The languages of Djibouti include Afar, Arabic, Somali and French. Somali and Afar are the most widely spoken tongues, and Arabic and French serve as the official languages.

According to the 2018 report from the Organisation internationale de la Francophonie, 50% of the population speaks French. French is the main language of schooling, from primary to university, alongside Arabic.

==Languages==
Djibouti is a multilingual country. According to Ethnologue, the majority of the population speaks Somali (524,000 speakers) or Afar (306,000 speakers) as a first language, which are the mother tongues of the Somali and Afar ethnic groups, respectively. Both languages belong to the Cushitic branch of the larger Afro-Asiatic family. Northern Somali is the main dialect spoken in the country and neighbouring Somalia.

There are two official languages in Djibouti: Arabic and French. Arabic is of religious importance. In a formal setting, it consists of Modern Standard Arabic. Colloquially, about 59,000 local residents speak the Ta'izzi-Adeni Arabic dialect, known in Djibouti as Djiboutian Arabic. French was inherited from the European colonization period and is the primary language of instruction. About 17,000 Djiboutians speak it as a first language.

Immigrant languages include Omani Arabic (38,900 speakers), Amharic (1,400 speakers), Greek (1,000 speakers) and Hindi (600 speakers).

Additionally, the Somali deaf community in Djibouti uses the Somali Sign Language.

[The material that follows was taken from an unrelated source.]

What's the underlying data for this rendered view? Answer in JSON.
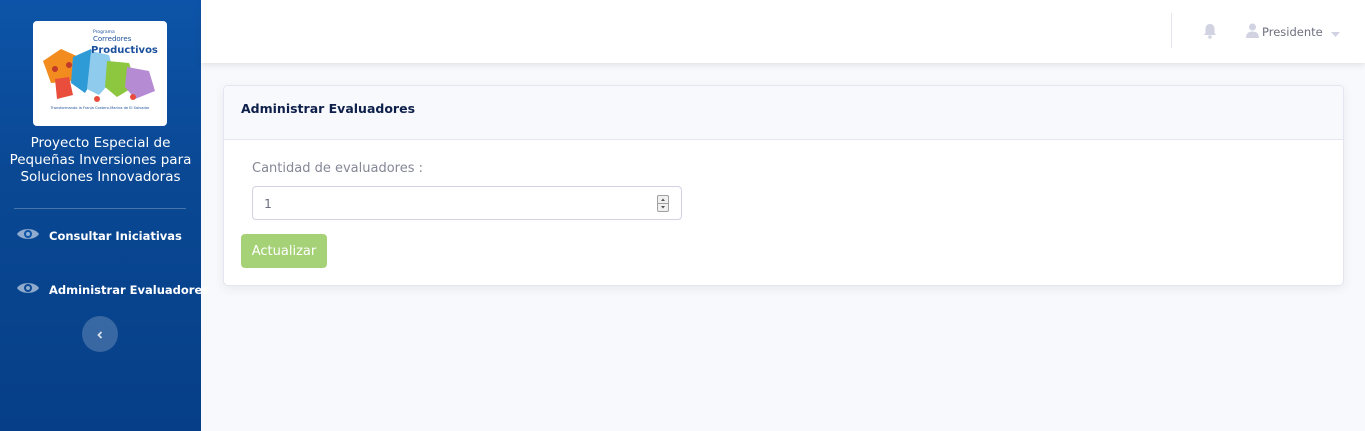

The Somali language is regulated by the Regional Somali Language Academy, an intergovernmental institution established in June 2013 in Djibouti City by the governments of Djibouti, Somalia and Ethiopia. It is officially mandated with preserving the Somali language.

==Writing system==
Nationally, the Latin script is the most widely used orthography for all languages. The Somali alphabet, a modified form of the script, is used to write Somali. In the early 1970s, two Afar intellectuals and nationalists, Dimis and Redo, formalized a similar Afar alphabet. Known as Qafar Feera, the orthography is also based on the Latin script.

Additionally, Somali and Afar are transcribed using the Arabic script.